I must tell you that I found out something just this week that really surprised me. I'm finding it distracting. Monday, you'll know what it is.
Meanwhile, some of the dialogue about Pope Benedict remarks which inflamed a number of Muslims has been addressed in one of the blogs that the local paper has posted, Perspectives on Islam for September 18. I find myself largely agreeing it, but also sympathetic to one of the replies:
Although it is true that Mohammad did conquer the Arab world by the sword, (as did the Catholic Church I might add - - they took religion seriously in the old days), I don't see the relevance in using this quote by Benedict. Wasn't he trying to "open a dialogue" between Christians and Muslims?

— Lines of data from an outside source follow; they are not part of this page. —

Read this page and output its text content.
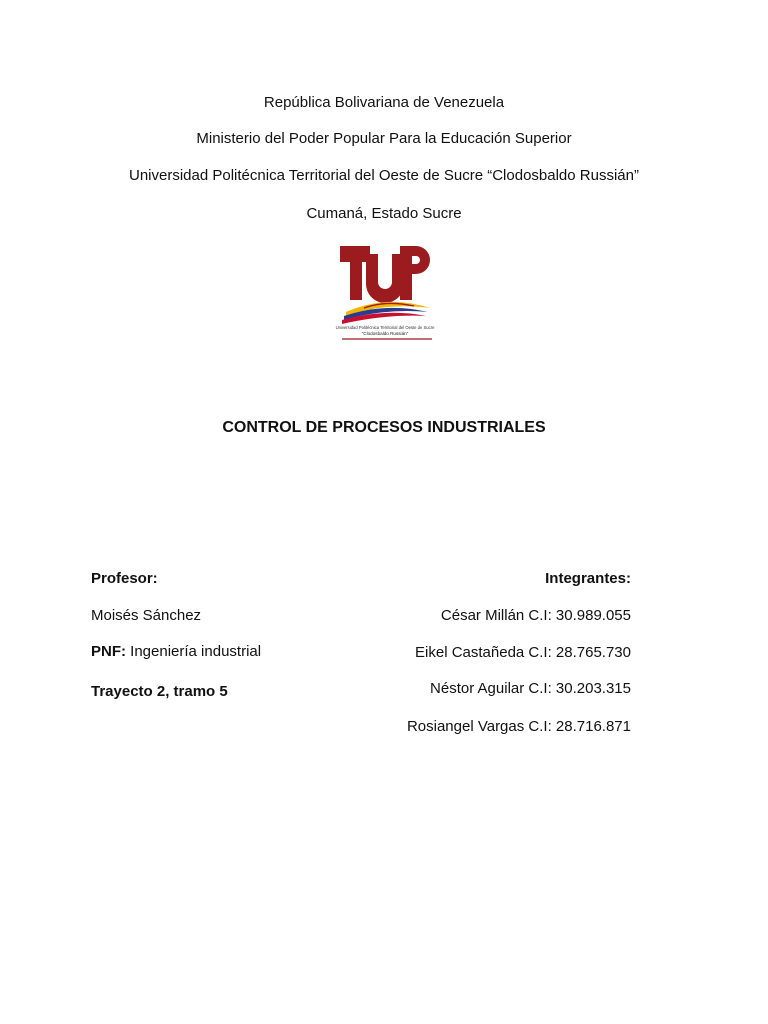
República Bolivariana de Venezuela
Ministerio del Poder Popular Para la Educación Superior
Universidad Politécnica Territorial del Oeste de Sucre “Clodosbaldo Russián”
Cumaná, Estado Sucre
Universidad Politécnica Territorial del Oeste de Sucre
“Clodosbaldo Russián”
CONTROL DE PROCESOS INDUSTRIALES
Profesor:
Moisés Sánchez
PNF: Ingeniería industrial
Trayecto 2, tramo 5
Integrantes:
César Millán C.I: 30.989.055
Eikel Castañeda C.I: 28.765.730
Néstor Aguilar C.I: 30.203.315
Rosiangel Vargas C.I: 28.716.871
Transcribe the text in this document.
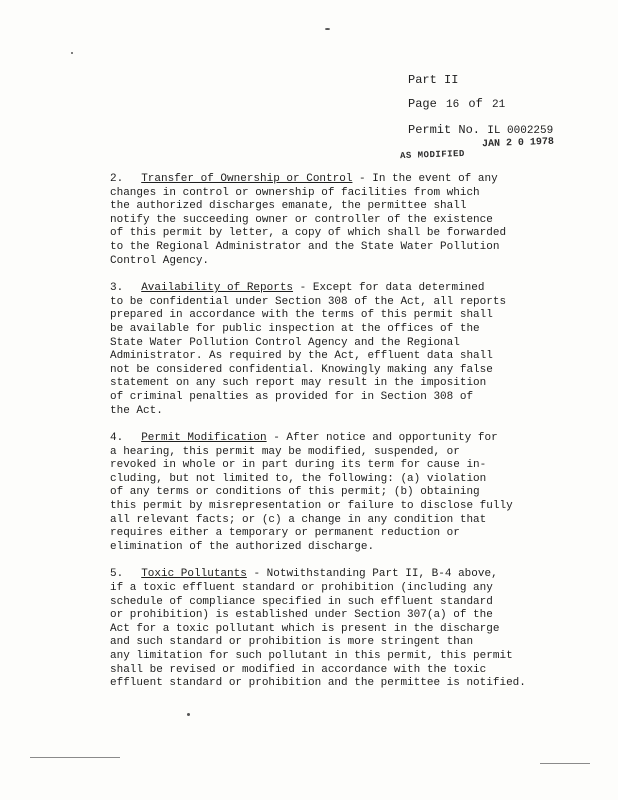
Part II
Page 16 of 21
Permit No. IL 0002259
JAN 2 0 1978
AS MODIFIED
2. Transfer of Ownership or Control - In the event of any
changes in control or ownership of facilities from which
the authorized discharges emanate, the permittee shall
notify the succeeding owner or controller of the existence
of this permit by letter, a copy of which shall be forwarded
to the Regional Administrator and the State Water Pollution
Control Agency.
3. Availability of Reports - Except for data determined
to be confidential under Section 308 of the Act, all reports
prepared in accordance with the terms of this permit shall
be available for public inspection at the offices of the
State Water Pollution Control Agency and the Regional
Administrator. As required by the Act, effluent data shall
not be considered confidential. Knowingly making any false
statement on any such report may result in the imposition
of criminal penalties as provided for in Section 308 of
the Act.
4. Permit Modification - After notice and opportunity for
a hearing, this permit may be modified, suspended, or
revoked in whole or in part during its term for cause in-
cluding, but not limited to, the following: (a) violation
of any terms or conditions of this permit; (b) obtaining
this permit by misrepresentation or failure to disclose fully
all relevant facts; or (c) a change in any condition that
requires either a temporary or permanent reduction or
elimination of the authorized discharge.
5. Toxic Pollutants - Notwithstanding Part II, B-4 above,
if a toxic effluent standard or prohibition (including any
schedule of compliance specified in such effluent standard
or prohibition) is established under Section 307(a) of the
Act for a toxic pollutant which is present in the discharge
and such standard or prohibition is more stringent than
any limitation for such pollutant in this permit, this permit
shall be revised or modified in accordance with the toxic
effluent standard or prohibition and the permittee is notified.
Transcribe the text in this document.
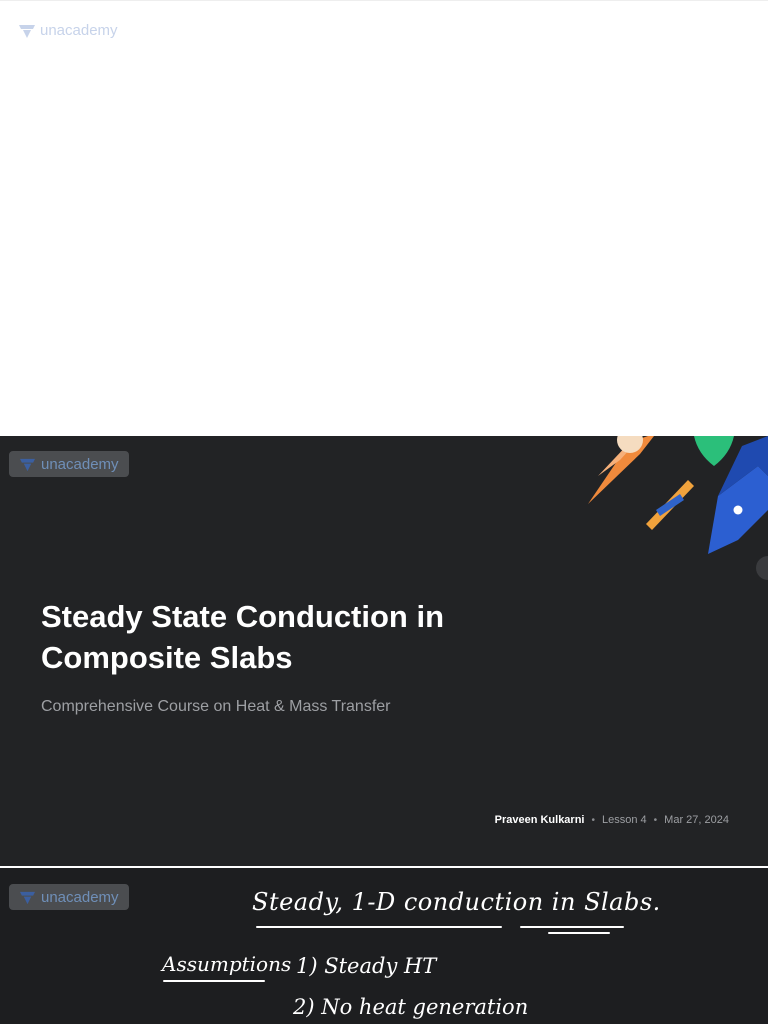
unacademy
unacademy
Steady State Conduction in Composite Slabs
Comprehensive Course on Heat & Mass Transfer
Praveen Kulkarni • Lesson 4 • Mar 27, 2024
unacademy	Steady, 1-D conduction in Slabs.
Assumptions 1) Steady HT
2) No heat generation
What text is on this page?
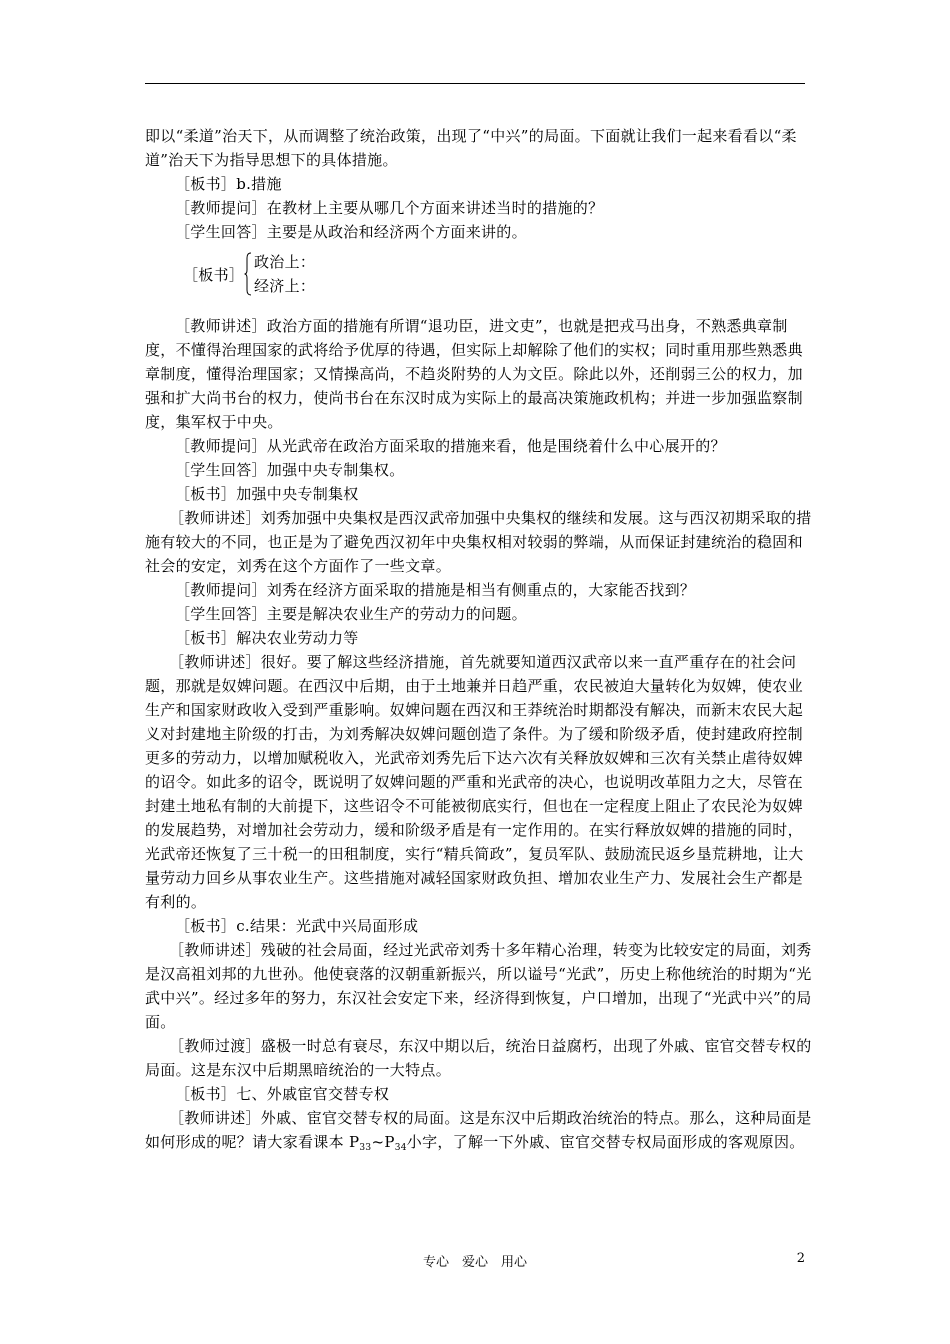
即以“柔道”治天下，从而调整了统治政策，出现了“中兴”的局面。下面就让我们一起来看看以“柔道”治天下为指导思想下的具体措施。

［板书］b.措施

［教师提问］在教材上主要从哪几个方面来讲述当时的措施的？

［学生回答］主要是从政治和经济两个方面来讲的。

［板书］
政治上：
经济上：

［教师讲述］政治方面的措施有所谓“退功臣，进文吏”，也就是把戎马出身，不熟悉典章制度，不懂得治理国家的武将给予优厚的待遇，但实际上却解除了他们的实权；同时重用那些熟悉典章制度，懂得治理国家；又情操高尚，不趋炎附势的人为文臣。除此以外，还削弱三公的权力，加强和扩大尚书台的权力，使尚书台在东汉时成为实际上的最高决策施政机构；并进一步加强监察制度，集军权于中央。

［教师提问］从光武帝在政治方面采取的措施来看，他是围绕着什么中心展开的？

［学生回答］加强中央专制集权。

［板书］加强中央专制集权

［教师讲述］刘秀加强中央集权是西汉武帝加强中央集权的继续和发展。这与西汉初期采取的措施有较大的不同，也正是为了避免西汉初年中央集权相对较弱的弊端，从而保证封建统治的稳固和社会的安定，刘秀在这个方面作了一些文章。

［教师提问］刘秀在经济方面采取的措施是相当有侧重点的，大家能否找到？

［学生回答］主要是解决农业生产的劳动力的问题。

［板书］解决农业劳动力等

［教师讲述］很好。要了解这些经济措施，首先就要知道西汉武帝以来一直严重存在的社会问题，那就是奴婢问题。在西汉中后期，由于土地兼并日趋严重，农民被迫大量转化为奴婢，使农业生产和国家财政收入受到严重影响。奴婢问题在西汉和王莽统治时期都没有解决，而新末农民大起义对封建地主阶级的打击，为刘秀解决奴婢问题创造了条件。为了缓和阶级矛盾，使封建政府控制更多的劳动力，以增加赋税收入，光武帝刘秀先后下达六次有关释放奴婢和三次有关禁止虐待奴婢的诏令。如此多的诏令，既说明了奴婢问题的严重和光武帝的决心，也说明改革阻力之大，尽管在封建土地私有制的大前提下，这些诏令不可能被彻底实行，但也在一定程度上阻止了农民沦为奴婢的发展趋势，对增加社会劳动力，缓和阶级矛盾是有一定作用的。在实行释放奴婢的措施的同时，光武帝还恢复了三十税一的田租制度，实行“精兵简政”，复员军队、鼓励流民返乡垦荒耕地，让大量劳动力回乡从事农业生产。这些措施对减轻国家财政负担、增加农业生产力、发展社会生产都是有利的。

［板书］c.结果：光武中兴局面形成

［教师讲述］残破的社会局面，经过光武帝刘秀十多年精心治理，转变为比较安定的局面，刘秀是汉高祖刘邦的九世孙。他使衰落的汉朝重新振兴，所以谥号“光武”，历史上称他统治的时期为“光武中兴”。经过多年的努力，东汉社会安定下来，经济得到恢复，户口增加，出现了“光武中兴”的局面。

［教师过渡］盛极一时总有衰尽，东汉中期以后，统治日益腐朽，出现了外戚、宦官交替专权的局面。这是东汉中后期黑暗统治的一大特点。

［板书］七、外戚宦官交替专权

［教师讲述］外戚、宦官交替专权的局面。这是东汉中后期政治统治的特点。那么，这种局面是如何形成的呢？请大家看课本 $P_{33}\sim P_{34}$小字，了解一下外戚、宦官交替专权局面形成的客观原因。

专心　爱心　用心	2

Actually, I believe was trying to do just that. But it seemed injudicious to assume that people are going to recognize the nuance he seemed to be attempting to achieve, and naive to think that the inflammatory language wouldn't be the lead story, rather than the speech as a whole.
Also, his "apology" referred to being sorry for the "reaction" to his quote, not using the quote itself!
And why did it take four days to even respond at all?
So what do you think? More importantly, how can we achieve greater communication among peoples of various religions and faiths? I've always been a fan of ecumenical and interfaith services and activities, but those heal the world only a little at a time, while an event such as the Pope's speech, even if it has been exploited by certain parties, only widens the gap.
I suppose I want to ask you if you think George W. Bush IS the devil, as Hugo Chavez said at the UN, but not even I believe that. I don't THINK I do. The event did generate one of those classic New York Daily News headlines" "Zip It!"